Lutte contre Boko Haram: pourquoi le Tchad vient aux côtés du Cameroun

Depuis quelques mois, la presse nationale, La Météo surtout, observe comme pour le déplorer l’indifférence des pays voisins du Cameroun devant la menace de la secte islamiste Boko Haram. [pagebreak]Lors du sommet de Paris pour la sécurité au Nigeria,  le 17 mai 2014, ils étaient pourtant tous unis  pour déclarer la guerre à la nébuleuse. Le président camerounais, au terme dudit sommet, est sorti renforcé aux yeux de l’opinion nationale et internationale, comme celui qui veut combattre le groupe terroriste nigérian. Le Tchad qui était jusqu’ici accusé de laxisme par les pays de la sous-région face à l’insécurité qui secoue son voisin, a finalement décidé de se joindre au combat pour enrayer les incursions armées dans sa dorsale frontière avec le Nord du Nigeria et le Cameroun. Il est vrai, le chef de l’Etat camerounais Paul Biya, a multiplié les mesures efficaces, pour repousser l’ennemi commun, mais au regard des enjeux divers et des pertes enregistrées dans cette guerre asymétrique, le déploiement des forces armées tchadiennes vient à point nommé. Tout porte donc à croire que la fusion des deux armées va ramener une certaine assurance au sein des populations, elles qui n’ont d’ailleurs pas manqué d’accueillir en grandes pompes les soldats tchadiens, à leur arrivée samedi dernier à Kousseri.
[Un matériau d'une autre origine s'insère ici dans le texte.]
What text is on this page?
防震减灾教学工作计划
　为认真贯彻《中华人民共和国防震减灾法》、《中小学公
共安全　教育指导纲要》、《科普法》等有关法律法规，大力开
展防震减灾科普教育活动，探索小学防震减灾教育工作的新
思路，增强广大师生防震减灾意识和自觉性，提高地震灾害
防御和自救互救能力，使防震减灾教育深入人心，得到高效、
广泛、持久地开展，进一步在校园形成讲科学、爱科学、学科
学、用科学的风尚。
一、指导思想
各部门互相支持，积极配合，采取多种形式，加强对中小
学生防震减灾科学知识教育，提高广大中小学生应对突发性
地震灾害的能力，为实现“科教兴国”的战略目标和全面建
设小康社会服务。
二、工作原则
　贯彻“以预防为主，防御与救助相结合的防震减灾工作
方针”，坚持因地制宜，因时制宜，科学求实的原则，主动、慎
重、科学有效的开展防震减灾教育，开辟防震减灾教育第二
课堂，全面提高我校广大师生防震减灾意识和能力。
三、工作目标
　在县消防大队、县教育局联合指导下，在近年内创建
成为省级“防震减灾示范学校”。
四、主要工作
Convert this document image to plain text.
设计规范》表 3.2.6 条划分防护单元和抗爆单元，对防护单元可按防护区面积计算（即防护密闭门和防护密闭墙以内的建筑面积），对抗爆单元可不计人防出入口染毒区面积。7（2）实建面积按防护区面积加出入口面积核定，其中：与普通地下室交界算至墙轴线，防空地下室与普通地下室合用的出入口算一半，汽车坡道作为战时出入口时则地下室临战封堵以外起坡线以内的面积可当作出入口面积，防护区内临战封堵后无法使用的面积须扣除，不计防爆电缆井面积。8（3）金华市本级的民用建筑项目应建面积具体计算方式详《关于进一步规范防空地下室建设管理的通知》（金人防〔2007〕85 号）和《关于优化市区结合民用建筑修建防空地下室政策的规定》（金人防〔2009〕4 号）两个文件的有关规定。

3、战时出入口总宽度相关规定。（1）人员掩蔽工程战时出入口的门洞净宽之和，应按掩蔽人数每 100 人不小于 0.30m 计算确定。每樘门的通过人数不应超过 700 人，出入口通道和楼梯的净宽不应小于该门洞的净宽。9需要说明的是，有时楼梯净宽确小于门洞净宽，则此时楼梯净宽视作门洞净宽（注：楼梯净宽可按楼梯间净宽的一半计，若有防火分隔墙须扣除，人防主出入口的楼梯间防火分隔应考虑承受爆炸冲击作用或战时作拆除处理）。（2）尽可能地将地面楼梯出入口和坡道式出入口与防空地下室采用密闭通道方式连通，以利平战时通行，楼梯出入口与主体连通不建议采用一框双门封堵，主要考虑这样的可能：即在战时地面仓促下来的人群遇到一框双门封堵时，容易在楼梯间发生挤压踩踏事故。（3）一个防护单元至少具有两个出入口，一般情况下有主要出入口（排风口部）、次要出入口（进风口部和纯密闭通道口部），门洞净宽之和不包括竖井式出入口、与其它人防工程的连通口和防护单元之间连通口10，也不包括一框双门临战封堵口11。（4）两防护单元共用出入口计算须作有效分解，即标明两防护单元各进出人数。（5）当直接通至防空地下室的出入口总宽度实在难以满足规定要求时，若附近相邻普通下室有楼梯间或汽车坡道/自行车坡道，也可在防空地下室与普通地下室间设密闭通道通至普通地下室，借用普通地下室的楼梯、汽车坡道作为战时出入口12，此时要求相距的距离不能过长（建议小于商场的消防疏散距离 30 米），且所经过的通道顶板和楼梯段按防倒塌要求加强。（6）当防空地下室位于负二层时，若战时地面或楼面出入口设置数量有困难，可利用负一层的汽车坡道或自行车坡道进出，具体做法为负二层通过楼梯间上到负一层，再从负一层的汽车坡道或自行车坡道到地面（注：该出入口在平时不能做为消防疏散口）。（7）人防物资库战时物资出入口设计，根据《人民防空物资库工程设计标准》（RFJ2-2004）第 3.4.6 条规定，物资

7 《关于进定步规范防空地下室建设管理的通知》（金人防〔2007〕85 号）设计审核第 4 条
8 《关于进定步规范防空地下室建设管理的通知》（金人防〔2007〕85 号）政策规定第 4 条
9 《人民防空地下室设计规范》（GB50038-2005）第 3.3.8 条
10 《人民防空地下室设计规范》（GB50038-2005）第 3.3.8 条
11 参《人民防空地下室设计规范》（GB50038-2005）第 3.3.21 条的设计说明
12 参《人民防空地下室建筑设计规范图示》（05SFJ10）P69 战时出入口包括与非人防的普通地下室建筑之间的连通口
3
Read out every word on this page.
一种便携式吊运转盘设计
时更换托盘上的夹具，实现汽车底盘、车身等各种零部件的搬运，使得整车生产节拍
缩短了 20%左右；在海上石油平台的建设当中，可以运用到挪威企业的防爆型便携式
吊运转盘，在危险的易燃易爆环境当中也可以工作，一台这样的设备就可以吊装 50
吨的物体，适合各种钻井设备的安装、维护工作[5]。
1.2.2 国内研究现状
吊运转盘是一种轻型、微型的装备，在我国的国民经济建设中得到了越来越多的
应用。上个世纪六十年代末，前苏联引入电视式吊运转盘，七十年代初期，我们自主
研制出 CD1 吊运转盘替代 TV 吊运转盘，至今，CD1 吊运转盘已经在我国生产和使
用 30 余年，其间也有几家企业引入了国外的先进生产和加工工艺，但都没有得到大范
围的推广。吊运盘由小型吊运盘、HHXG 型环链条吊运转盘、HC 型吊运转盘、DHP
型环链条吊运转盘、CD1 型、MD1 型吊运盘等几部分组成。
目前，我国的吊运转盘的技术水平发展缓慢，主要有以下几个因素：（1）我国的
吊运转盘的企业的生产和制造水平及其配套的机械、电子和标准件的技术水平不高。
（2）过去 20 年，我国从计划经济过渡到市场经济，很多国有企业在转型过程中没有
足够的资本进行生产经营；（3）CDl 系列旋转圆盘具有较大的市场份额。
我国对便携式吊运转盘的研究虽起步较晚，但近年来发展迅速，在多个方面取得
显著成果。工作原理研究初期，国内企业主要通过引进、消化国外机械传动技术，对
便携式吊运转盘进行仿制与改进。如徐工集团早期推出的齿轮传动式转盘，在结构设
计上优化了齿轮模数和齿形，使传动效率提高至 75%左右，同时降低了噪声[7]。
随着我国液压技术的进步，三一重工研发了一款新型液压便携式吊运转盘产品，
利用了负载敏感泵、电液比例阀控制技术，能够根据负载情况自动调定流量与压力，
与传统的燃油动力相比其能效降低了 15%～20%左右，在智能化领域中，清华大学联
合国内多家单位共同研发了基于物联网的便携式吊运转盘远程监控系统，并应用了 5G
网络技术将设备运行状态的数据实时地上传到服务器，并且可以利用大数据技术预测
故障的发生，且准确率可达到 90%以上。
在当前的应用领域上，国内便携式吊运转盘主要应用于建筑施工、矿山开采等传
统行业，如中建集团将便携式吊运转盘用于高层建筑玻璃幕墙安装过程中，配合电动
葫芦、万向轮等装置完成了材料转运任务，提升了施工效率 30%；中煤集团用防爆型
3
On peut noter pour le regretter également que l’intervention tchadienne vient au moment où Boko Haram a décidé de porter les attaques aux portes du pays d’Idriss Déby Itno. La prise d’une base nigériane (Baga) importante sur les bords du Tchad et de plusieurs villages a été pour beaucoup dans la décision du Tchad à déployer ses troupes aux côtés du Cameroun. Il faut enfin noter qu’Idriss Deby voit d’un mauvais œil cette progression des islamistes armés du Nigeria. Ceux-ci ont le vent au Nigeria devant les forces fédérales désorganisées, et projettent visiblement de jeter le chaos sur le Cameroun. C’est en tout cas ce que leur sanglant leader, Abubakar Shekau, a promis au président Paul Biya, le 5 janvier dernier dans une vidéo. L’on pense, dans les chaumières que si d’aventure Boko Haram venait à prendre le dessus sur la défense camerounaise, le Tchad, à quelques kilomètres seulement, devra lui aussi affronter les fous de Dieux. C’est donc un mariage de raison que le Tchad a à proposer au Cameroun.